What it feels like to work with Mythos
Points and comments are a snapshot, not live.
Claude 5 Fable outperforms prior models across tasks but shifts user role from doing work to commissioning results.
Ethan Mollick tested Fable, Anthropic's latest model, on diverse projects. It generated a 19-page academic social science paper from one prompt, created games with procedurally generated art, and built a fully functional isochrone map researching 2,200+ flights and train schedules across multiple countries. Its most ambitious output was Concord, a 9.5-hour project creating software that calibrates human and AI judgments for research data analysis. Fable delegates work to cheaper models, launches multiple agents to research and verify results in parallel, and makes hundreds of independent judgment calls without user oversight. The model burns tokens at double the rate of Opus and hits security guardrails frequently. Mollick characterizes the shift: users no longer steer or do work themselves, but instead commission finished outputs from what functions as an autonomous studio.
What commenters are saying
Commenters question the author's credibility as a Wharton professor backed by corporate AI sponsors, though defenders note he cites data fairly and writes about each new model release regardless.
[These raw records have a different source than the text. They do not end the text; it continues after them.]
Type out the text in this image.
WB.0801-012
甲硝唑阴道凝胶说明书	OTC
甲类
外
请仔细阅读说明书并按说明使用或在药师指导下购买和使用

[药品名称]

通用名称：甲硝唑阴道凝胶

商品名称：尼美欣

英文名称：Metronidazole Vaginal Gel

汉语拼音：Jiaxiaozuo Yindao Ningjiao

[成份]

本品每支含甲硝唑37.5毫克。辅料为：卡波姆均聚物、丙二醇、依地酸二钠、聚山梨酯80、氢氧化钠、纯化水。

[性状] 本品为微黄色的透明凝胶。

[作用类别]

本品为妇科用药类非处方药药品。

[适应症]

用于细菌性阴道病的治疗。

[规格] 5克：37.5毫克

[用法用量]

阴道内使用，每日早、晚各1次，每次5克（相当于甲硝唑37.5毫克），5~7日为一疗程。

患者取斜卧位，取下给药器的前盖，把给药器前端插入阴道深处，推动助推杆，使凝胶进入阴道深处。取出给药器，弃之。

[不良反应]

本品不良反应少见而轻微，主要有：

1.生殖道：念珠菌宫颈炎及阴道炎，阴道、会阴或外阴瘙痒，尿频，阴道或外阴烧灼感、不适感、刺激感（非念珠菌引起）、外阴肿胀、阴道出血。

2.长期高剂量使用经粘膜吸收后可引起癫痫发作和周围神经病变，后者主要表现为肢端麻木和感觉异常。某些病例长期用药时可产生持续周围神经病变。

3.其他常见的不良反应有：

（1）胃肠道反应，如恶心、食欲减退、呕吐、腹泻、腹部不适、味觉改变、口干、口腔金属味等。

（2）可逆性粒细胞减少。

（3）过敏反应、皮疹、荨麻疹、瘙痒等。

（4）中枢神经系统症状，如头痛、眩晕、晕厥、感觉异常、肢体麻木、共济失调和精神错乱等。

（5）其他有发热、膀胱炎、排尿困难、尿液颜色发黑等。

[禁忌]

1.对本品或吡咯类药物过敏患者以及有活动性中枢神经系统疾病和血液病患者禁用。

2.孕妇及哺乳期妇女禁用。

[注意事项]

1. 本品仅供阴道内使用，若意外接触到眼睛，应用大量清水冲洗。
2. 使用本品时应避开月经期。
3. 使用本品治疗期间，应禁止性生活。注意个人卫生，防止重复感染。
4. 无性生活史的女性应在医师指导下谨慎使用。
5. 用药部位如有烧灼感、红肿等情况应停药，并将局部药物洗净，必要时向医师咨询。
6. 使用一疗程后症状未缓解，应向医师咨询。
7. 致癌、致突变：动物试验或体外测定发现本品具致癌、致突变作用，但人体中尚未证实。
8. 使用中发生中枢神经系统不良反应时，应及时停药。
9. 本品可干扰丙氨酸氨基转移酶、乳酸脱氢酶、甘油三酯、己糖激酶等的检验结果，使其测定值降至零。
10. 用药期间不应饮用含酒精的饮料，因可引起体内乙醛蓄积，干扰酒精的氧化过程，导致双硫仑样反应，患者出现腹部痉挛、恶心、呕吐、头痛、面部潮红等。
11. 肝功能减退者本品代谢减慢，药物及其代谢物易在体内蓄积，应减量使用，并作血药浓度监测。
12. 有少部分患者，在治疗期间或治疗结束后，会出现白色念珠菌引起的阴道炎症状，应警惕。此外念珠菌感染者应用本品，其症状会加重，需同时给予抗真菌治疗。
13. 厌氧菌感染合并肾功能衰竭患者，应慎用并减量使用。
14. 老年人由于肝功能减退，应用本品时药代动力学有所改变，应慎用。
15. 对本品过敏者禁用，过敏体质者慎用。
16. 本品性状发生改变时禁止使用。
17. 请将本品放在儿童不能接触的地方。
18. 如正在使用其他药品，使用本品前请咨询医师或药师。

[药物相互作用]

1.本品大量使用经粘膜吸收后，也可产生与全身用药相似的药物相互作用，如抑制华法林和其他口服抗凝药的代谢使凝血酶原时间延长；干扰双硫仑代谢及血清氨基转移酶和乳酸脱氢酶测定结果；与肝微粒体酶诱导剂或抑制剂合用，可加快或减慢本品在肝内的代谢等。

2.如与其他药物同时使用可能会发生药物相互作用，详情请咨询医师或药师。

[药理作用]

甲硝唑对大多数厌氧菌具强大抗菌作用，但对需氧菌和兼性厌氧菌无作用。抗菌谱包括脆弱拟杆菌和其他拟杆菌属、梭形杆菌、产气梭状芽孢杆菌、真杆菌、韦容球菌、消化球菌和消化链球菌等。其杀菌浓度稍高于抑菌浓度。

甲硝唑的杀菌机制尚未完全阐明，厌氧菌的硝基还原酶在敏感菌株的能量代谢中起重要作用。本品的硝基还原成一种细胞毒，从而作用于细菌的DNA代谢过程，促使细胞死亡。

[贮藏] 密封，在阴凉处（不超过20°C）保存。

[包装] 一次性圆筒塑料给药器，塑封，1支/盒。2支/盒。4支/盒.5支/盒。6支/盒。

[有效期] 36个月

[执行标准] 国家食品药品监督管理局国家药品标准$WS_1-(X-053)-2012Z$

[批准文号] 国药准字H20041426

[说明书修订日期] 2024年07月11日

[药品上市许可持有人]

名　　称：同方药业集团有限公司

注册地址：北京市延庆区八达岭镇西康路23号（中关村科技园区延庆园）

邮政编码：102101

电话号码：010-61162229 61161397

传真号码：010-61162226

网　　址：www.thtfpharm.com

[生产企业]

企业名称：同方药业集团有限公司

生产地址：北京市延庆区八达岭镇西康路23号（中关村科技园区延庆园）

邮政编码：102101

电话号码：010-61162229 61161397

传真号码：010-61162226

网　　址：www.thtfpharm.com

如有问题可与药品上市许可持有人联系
Technical skeptics push back on capability claims, with one commenter reporting Qwen 3.7-Plus outperforms Fable for reasoning tasks. The token burn rate and 9.5-hour workflow duration divide reactions: some view long inference times as unsustainable for production use, others note that no single developer could code Concord in that timeframe. One expert flagged the design document as "slop" full of vague management-speak that obscures what the tool actually does beyond prompt-guided research and stats generation.